The researchers matched subjects on age, gender, ethnicity, and education, letting them control for factors that have been shown to affect trait EI.
The pilots also took the TEIQue, which measures trait EI by asking subjects to read 153 statements and rate their agreement with each. It covers the four major factors in trait EI – well-being, emotionality, sociability, and self-control – plus 15 more specific facets.
Pilots scored "consistently lower than their matched counterparts" in overall trait EI, the researchers write, as well as in well-being, emotionality, and sociability. The study found no significant differences in self-control scores between pilots and non-pilots.
The reasons for these differences remain unclear, but the study's authors have some ideas.
The factors of well-being, emotionality, and sociability are related to "a positive assessment of one's emotional capabilities," they write, and when taken too far, that initially beneficial self-assessment sometimes "veers into narcissism and hubris."
Pilots need to be "careful, straightforward, and understated in their work", the researchers note, which could breed a different mindset compared with jobs that incentivize more self-promotion.
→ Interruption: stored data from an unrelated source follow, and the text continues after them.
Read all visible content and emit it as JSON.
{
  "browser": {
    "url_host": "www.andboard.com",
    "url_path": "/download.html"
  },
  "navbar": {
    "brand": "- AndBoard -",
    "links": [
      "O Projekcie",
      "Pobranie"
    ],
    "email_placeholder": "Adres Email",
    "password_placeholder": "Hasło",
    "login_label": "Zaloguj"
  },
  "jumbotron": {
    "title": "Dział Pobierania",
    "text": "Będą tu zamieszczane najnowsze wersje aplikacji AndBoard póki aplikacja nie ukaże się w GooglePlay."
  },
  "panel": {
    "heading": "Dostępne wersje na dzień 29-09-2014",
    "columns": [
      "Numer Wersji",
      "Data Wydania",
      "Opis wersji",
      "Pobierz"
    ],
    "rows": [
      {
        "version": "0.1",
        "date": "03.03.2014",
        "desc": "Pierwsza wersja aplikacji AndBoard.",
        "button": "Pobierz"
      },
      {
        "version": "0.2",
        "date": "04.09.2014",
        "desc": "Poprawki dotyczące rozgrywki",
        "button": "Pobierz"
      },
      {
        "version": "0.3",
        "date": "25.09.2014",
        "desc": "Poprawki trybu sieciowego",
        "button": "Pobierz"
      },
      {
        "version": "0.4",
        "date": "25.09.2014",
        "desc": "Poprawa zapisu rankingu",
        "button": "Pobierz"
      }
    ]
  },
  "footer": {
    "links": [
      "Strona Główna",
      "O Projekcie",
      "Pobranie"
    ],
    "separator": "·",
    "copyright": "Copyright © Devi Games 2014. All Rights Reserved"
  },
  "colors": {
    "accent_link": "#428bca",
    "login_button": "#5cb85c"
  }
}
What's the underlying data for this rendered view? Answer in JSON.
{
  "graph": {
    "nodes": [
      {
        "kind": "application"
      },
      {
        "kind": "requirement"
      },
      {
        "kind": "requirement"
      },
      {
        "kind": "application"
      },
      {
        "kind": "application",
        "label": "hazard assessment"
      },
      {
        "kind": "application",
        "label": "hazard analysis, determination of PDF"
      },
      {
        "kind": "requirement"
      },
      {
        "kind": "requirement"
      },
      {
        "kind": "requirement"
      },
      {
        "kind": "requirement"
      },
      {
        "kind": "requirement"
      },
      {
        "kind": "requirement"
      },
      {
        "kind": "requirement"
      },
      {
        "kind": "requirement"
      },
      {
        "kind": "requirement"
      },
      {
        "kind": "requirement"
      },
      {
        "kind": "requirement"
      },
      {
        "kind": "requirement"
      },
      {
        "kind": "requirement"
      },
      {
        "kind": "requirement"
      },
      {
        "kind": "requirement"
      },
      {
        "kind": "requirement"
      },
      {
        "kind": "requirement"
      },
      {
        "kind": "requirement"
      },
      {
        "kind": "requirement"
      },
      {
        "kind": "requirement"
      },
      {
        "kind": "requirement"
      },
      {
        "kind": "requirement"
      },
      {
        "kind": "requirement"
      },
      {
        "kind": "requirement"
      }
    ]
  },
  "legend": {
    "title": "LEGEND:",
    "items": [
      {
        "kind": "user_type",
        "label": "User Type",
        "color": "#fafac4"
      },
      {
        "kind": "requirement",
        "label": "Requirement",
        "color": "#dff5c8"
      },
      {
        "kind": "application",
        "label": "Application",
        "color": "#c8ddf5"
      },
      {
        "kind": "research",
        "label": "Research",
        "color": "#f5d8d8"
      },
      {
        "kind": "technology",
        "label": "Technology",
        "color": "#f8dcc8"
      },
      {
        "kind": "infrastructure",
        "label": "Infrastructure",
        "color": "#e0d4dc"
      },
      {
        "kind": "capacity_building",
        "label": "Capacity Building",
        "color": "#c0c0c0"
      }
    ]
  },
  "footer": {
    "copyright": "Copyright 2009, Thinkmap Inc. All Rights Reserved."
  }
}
That might explain comparably low scores among military managers, they add.
At the same time, pilots also belong to an organizational culture that often rewards an impression of invulnerability and "resistance to human weakness", they add.
"Pilots have long been associated with a masculine culture that emphasizes aggressiveness, competition, and performance orientation," the researchers write.
"In practice, the pilot selection and training process may produce pilots, primarily male but also female, who fit within this culture."
The new study does have some noteworthy limitations. The sample size of 44 pilots is small, for example, and lacks diversity: The majority of pilots who participated are male (93 percent), white (91 percent), and have completed at least some college (98 percent).
Also, most of the pilots either currently serve or previously served as military aircrew members, undercutting this study's ability to go beyond the military-centric focus of previous studies.
Still, this research marks an important step in filling the void of information about emotional intelligence in pilots, the researchers contend.
"Although exploratory, these findings highlight promising avenues for future trait EI research within the broader sector of international aviation," they write.
More research like this could help improve pilot training and organizational culture, they add, producing pilots who are better prepared for aviation duty and "ultimately leading to improved safety, performance, and all-around satisfaction".
The study was published in Scientific Reports.